Append-only document model a la Lucene

Although not implemented in this demo, the approach we'd take here with regard to document updates is not that different than that taken with Lucene. Here, as there, we cannot modify document contents; instead, we must delete the old document and replace it with a new one. But because each document under our model consists of a graph of parts (skwish entries), some of these parts may be reusable in the new "replacement" documents. So, for example, to add a new field to a document, you replace its meta entry with a new one containing the old "fields" plus the added field and then "update" the Lucene index; the cache and tika entries remain untouched.
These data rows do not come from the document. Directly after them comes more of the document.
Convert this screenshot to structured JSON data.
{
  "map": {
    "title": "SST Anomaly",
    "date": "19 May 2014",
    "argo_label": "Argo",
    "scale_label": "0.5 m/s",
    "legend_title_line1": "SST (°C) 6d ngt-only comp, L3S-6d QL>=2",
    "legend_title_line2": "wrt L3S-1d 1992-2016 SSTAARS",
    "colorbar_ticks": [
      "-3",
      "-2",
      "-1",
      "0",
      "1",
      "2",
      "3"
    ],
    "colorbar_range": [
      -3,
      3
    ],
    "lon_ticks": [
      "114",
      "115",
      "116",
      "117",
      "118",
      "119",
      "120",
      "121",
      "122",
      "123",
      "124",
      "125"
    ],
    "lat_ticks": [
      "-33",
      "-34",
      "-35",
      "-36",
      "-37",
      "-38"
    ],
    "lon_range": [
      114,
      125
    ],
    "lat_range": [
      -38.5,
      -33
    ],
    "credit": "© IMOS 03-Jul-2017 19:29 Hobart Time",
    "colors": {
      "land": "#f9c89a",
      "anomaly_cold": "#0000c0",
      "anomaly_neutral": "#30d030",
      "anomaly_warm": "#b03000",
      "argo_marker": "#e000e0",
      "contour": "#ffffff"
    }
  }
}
Orthogonality of Indexing, Storage and Content Model

Because the demo program does not maintain application state (i.e. documents/data) in the Lucene index itself, it's easy to re-index the data without losing a lot of pre-processing work. Conceptually, this is similar to tinkering with indexes on columns in an existing data set in an RDBMS: while the presence of an index in a relational database may represent a constraint on the content model, the index itself does not contain any data (at least, not from the user's perspective). So it is common for a database administrator to try different indexing strategies as the data and access patterns evolve. And using the approach taken here, one is able to do the same with Lucene. Nothing new here conceptually (a lot people already do this); just a means to that end.

Lazier stored field loading

The text search results of the demo program contain a link to the contents of the source document. We could have provided links to other parts of the content model--to the tika-generated links entry, for example. Conceptually, the binary contents of the resources pointed to by links in the search results can be considered stored fields of the document. Such externally stored fields can be lazily loaded on demand. Again, nothing new here as an idea; a hopefully good implementation.